People age at different rates determined by both their environment/ lifestyle and genetics. Biological aging is the gradual and progressive decline in body integrity that occurs over time eventually leading to loss of vitality or illness/ disability in some cases. Measures of biological aging can be standardized. Given that life expectancy in regions such as Canada, Chile, Western Europe, Scandinavia, Japan and Australia is over 80 years, such standardized measures of biological aging are needed for clinical trials of interventions designed to improve healthspan, the length of time a person lives without chronic non-communicable illness.
Biological clocks based on DNA methylation have been previously developed, however they may be biased or confounded by the early-life environment of the participants. For example, differing levels of pollution exposure or nutrition. A new preprint study with senior author Terrie E. Moffitt of King’s College London, UK, released on BioRxiv, aimed to develop a DNA methylation signature of biological age in blood that was independent of biomarkers that could be altered by early-life environment. Participants who were born in the same year were selected from a long-running cohort study of people born between 1 April 1972 and 31 March 1973 in Dunedin, New Zealand, with extensive measures first taken at age 3.
The current study authors had previously shown that over the course of twelve years the pace of aging determined by 18 biomarkers was normally distributed, and showed marked variation among study participants who were all the same chronological age, 38, by the end of the analysis.
In their new study they used the previously mentioned data and combined it with whole-genome methylation data from blood at age 38 years. An algorithm called “mPoA” was derived from a machine-learning elastic net of DNA methylation patterns linked with variation in pace of aging.
More rapid “mPoA” at age 38 correlated with poorer performance at age 45 on all physical tests, with the exception of grip strength, and these participants reported more functional limitations. More rapid “mPoA” also correlated with poorer performance on all cognitive tests.
Using “mPoA” on the CALERIE Trial participants, the first randomized trial of long-term caloric restriction in nonobese adults the authors were able to show that faster baseline mPoA in control participants predicted faster biological aging over the 24-month follow-up, although this was non-statistically significant. The correlation was weaker in the calorie restricted cohort. The authors noted that the control cohort was small.

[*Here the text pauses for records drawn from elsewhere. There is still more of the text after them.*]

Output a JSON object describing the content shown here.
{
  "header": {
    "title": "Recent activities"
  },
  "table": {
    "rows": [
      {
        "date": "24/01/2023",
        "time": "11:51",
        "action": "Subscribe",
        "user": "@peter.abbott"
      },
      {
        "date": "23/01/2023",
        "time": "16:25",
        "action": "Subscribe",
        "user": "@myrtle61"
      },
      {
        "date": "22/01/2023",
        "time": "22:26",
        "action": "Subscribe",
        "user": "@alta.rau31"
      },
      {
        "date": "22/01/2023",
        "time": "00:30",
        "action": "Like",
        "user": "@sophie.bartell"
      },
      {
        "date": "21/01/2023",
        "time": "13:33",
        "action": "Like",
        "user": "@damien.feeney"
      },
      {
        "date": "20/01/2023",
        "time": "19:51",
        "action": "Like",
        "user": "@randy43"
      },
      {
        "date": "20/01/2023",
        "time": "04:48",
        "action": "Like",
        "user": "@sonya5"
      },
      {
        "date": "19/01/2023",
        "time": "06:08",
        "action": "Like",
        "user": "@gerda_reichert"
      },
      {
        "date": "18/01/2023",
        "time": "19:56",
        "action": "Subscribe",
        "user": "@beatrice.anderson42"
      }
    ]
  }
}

Limitations of the study include that the training cohort, Dunedin, was small and that machine learning algorithms generally improve with greater data training. It is not clear how the decreases in physical and cognitive performance that “mPoA” can predict will impact disease, disability, or mortality as no follow-up was available.
The authors concluded that “Within the bounds of these limitations, our analysis establishes proof-of-concept for mPoA as a single-time-point measure that quantifies Pace of Aging from a blood test. It can be implemented in Illumina 450k and EPIC array data, making it immediately available for testing in a wide range of existing datasets as a complement to existing methylation measures of aging. Critically, mPoA offers a unique measurement for intervention trials and natural experiment studies investigating how the rate of aging may be changed by behavioral or drug therapy, or by environmental modification.”